This study addresses the challenge posed by adversarial code obfuscation and encryption to the automated extraction of Indicators of Compromise (IoCs) from malware. It presents the first systematic evaluation of large language models’ (LLMs) capability to recover IoCs from JavaScript programs subjected to a 12-level progressive obfuscation pipeline and strong encryption schemes, including XOR and AES-256. To enable rigorous assessment, the authors develop a standardized, reproducible automated testing framework. Experimental results demonstrate that LLMs perform robustly under lightweight obfuscation techniques—such as variable renaming and Base64 encoding—but exhibit a significant performance drop when confronted with strong encryption. These findings reveal that encryption remains a critical bottleneck for LLM-driven code analysis and highlight a clear direction for future research in enhancing model resilience to cryptographic transformations.
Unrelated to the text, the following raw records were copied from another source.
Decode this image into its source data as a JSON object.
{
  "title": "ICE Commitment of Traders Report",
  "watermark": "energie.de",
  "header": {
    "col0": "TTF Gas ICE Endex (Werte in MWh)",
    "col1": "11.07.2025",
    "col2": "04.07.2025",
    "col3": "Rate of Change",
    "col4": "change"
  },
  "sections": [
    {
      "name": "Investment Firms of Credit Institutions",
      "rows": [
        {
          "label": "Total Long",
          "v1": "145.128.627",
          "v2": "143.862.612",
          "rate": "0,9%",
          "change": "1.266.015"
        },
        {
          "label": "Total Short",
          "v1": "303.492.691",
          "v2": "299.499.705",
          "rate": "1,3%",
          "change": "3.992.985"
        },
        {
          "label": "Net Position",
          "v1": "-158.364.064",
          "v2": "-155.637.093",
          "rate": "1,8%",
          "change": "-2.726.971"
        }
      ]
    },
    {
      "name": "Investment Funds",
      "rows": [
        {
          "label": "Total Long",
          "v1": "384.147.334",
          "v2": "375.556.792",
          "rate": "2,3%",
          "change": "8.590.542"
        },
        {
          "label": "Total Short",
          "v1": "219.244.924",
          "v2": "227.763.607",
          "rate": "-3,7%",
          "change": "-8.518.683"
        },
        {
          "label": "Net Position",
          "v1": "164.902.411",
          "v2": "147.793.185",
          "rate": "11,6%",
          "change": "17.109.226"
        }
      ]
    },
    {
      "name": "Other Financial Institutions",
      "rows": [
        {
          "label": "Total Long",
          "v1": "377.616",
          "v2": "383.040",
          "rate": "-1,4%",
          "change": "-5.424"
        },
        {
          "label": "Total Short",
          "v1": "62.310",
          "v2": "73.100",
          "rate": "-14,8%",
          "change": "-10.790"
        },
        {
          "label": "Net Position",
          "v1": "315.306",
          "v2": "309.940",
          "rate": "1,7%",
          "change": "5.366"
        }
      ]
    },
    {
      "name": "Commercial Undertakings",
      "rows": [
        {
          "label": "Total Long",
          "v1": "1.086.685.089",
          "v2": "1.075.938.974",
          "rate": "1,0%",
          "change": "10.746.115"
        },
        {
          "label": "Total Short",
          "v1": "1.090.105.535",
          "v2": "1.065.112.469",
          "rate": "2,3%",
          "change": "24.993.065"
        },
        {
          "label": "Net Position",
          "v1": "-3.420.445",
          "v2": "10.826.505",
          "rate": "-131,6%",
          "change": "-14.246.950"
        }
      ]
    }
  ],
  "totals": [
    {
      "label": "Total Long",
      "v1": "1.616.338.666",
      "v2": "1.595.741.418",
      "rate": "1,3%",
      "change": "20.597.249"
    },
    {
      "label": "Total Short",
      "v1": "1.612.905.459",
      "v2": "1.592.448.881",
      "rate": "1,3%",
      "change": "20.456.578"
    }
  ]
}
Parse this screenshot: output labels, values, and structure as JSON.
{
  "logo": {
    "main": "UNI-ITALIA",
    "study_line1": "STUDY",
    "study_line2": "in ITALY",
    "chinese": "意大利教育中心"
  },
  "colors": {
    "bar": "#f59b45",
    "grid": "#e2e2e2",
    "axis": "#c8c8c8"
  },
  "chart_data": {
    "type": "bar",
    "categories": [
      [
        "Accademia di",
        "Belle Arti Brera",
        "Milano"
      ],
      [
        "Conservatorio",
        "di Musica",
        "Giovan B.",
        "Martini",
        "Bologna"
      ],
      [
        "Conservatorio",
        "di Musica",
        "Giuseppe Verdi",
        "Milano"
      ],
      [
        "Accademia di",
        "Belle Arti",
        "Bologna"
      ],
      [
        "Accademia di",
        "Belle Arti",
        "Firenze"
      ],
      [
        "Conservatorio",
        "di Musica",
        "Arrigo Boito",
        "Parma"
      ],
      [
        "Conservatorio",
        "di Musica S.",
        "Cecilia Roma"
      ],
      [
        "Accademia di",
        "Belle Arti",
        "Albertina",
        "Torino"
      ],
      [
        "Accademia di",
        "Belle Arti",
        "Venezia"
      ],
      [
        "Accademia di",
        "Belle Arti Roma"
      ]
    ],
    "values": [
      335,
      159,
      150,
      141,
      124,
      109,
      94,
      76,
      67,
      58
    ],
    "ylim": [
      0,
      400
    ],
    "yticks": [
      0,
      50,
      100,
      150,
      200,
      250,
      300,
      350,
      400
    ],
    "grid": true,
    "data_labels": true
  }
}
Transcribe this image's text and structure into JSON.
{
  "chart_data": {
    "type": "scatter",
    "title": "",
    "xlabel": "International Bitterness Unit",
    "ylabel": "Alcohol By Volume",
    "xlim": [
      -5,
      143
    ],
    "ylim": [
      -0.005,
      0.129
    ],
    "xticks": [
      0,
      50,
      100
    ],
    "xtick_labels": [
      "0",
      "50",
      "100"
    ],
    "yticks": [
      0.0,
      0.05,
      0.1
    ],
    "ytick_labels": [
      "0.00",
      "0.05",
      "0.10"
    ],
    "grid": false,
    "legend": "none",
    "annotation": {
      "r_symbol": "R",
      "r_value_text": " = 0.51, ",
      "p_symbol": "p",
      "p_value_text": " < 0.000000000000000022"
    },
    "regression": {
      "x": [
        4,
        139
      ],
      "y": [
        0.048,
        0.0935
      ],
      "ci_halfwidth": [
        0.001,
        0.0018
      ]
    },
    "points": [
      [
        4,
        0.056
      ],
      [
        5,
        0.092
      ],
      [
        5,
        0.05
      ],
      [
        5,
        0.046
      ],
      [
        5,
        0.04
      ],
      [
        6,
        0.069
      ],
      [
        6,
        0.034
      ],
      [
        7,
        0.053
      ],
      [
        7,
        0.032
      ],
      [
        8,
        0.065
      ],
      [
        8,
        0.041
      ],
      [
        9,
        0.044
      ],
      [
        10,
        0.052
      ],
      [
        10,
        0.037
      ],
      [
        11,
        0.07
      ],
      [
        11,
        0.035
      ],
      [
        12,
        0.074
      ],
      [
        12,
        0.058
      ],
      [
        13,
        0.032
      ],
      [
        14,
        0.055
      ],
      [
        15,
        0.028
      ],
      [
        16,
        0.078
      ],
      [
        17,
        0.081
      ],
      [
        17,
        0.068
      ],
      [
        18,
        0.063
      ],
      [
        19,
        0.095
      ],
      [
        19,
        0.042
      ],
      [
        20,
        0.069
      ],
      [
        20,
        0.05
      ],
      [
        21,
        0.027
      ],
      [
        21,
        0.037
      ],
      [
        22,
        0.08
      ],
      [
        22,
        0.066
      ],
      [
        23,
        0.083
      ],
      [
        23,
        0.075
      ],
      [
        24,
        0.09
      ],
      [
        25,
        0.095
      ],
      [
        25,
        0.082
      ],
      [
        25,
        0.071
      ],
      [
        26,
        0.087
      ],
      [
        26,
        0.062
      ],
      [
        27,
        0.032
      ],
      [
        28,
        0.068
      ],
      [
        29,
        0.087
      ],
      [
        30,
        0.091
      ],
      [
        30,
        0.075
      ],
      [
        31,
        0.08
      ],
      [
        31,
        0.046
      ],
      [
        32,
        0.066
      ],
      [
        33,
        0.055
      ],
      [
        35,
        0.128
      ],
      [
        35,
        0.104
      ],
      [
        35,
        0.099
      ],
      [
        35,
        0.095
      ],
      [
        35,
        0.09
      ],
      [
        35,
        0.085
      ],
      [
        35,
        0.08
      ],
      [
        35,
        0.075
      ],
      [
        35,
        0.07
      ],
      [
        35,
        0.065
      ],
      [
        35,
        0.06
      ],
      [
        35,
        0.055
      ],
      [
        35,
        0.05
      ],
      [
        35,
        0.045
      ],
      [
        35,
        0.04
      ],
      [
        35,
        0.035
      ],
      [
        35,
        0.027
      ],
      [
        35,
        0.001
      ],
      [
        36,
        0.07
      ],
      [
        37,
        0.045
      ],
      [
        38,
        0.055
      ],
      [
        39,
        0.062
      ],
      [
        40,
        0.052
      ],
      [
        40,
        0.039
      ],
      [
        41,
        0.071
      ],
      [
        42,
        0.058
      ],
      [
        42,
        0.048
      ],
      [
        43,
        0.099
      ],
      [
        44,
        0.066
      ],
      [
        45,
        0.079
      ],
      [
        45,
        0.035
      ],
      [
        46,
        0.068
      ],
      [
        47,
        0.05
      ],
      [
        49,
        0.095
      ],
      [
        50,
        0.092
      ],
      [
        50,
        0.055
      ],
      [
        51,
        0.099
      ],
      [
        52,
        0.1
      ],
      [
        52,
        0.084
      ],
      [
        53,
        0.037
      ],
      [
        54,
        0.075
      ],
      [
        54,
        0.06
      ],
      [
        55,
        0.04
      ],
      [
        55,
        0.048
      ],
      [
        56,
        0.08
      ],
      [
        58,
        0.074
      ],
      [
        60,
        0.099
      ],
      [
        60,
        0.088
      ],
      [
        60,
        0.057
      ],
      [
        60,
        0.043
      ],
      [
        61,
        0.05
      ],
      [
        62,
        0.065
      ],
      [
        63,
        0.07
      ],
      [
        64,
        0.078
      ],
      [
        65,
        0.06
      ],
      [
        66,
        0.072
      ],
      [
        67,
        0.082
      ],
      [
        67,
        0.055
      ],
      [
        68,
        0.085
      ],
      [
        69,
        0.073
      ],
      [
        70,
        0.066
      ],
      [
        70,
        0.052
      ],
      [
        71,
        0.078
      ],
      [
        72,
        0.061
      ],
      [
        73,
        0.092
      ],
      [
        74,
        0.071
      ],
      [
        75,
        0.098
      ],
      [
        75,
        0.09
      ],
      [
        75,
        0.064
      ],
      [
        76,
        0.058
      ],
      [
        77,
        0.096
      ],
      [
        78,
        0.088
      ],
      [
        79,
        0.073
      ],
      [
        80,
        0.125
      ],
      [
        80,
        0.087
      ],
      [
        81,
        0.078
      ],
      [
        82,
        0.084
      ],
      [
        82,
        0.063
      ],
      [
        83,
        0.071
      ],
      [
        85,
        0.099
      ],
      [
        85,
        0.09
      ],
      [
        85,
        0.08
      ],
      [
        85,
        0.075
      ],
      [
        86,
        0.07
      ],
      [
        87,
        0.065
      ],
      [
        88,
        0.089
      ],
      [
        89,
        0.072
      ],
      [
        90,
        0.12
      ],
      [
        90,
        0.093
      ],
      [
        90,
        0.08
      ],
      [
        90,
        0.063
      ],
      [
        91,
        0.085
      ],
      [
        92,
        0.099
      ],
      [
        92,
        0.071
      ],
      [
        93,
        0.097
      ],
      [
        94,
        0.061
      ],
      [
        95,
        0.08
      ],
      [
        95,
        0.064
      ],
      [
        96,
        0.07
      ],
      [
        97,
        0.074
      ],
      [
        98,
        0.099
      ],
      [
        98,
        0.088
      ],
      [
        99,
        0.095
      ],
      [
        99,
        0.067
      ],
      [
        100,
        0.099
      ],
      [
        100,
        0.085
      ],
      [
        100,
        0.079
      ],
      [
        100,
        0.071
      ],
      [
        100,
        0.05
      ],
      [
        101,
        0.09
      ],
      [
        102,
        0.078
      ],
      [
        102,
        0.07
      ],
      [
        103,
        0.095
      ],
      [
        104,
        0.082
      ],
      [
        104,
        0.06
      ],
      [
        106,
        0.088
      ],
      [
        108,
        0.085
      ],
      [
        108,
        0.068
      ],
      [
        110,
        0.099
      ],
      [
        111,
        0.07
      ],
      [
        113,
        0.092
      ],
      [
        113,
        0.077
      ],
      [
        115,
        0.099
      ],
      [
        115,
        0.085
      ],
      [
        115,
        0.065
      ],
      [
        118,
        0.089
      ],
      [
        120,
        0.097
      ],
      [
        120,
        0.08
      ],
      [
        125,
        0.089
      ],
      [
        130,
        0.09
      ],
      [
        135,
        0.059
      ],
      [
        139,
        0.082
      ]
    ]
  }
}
Software obfuscation and encryption present persistent challenges for program comprehension and security analysis, particularly when adversaries conceal Indicators of Compromise (IoCs) such as IP addresses within source code. While Large Language Models (LLMs) have recently demonstrated remarkable progress in code reasoning and transformation, their resilience against adversarial concealment techniques remains largely uncharted. This paper introduces a systematic benchmark for secret detection under adversarial code transformations, designed to evaluate the capacity of LLMs to recover IoCs embedded in obfuscated and encrypted JavaScript programs. We construct a dataset of 336 programs, progressively transformed through 12 levels of obfuscation and cryptographic concealment (including XOR and AES-256), to emulate realistic threat scenarios. An automated evaluation framework standardizes LLM queries and responses, enabling reproducible, large-scale testing across diverse models. Our results reveal a dichotomy: while LLMs exhibit high success against lightweight transformations such as variable renaming and Base64 encoding, encryption-based concealment severely degrades detection performance. These findings establish encryption as a critical frontier for LLM-driven code analysis and highlight both current limitations and avenues for advancing automated threat intelligence.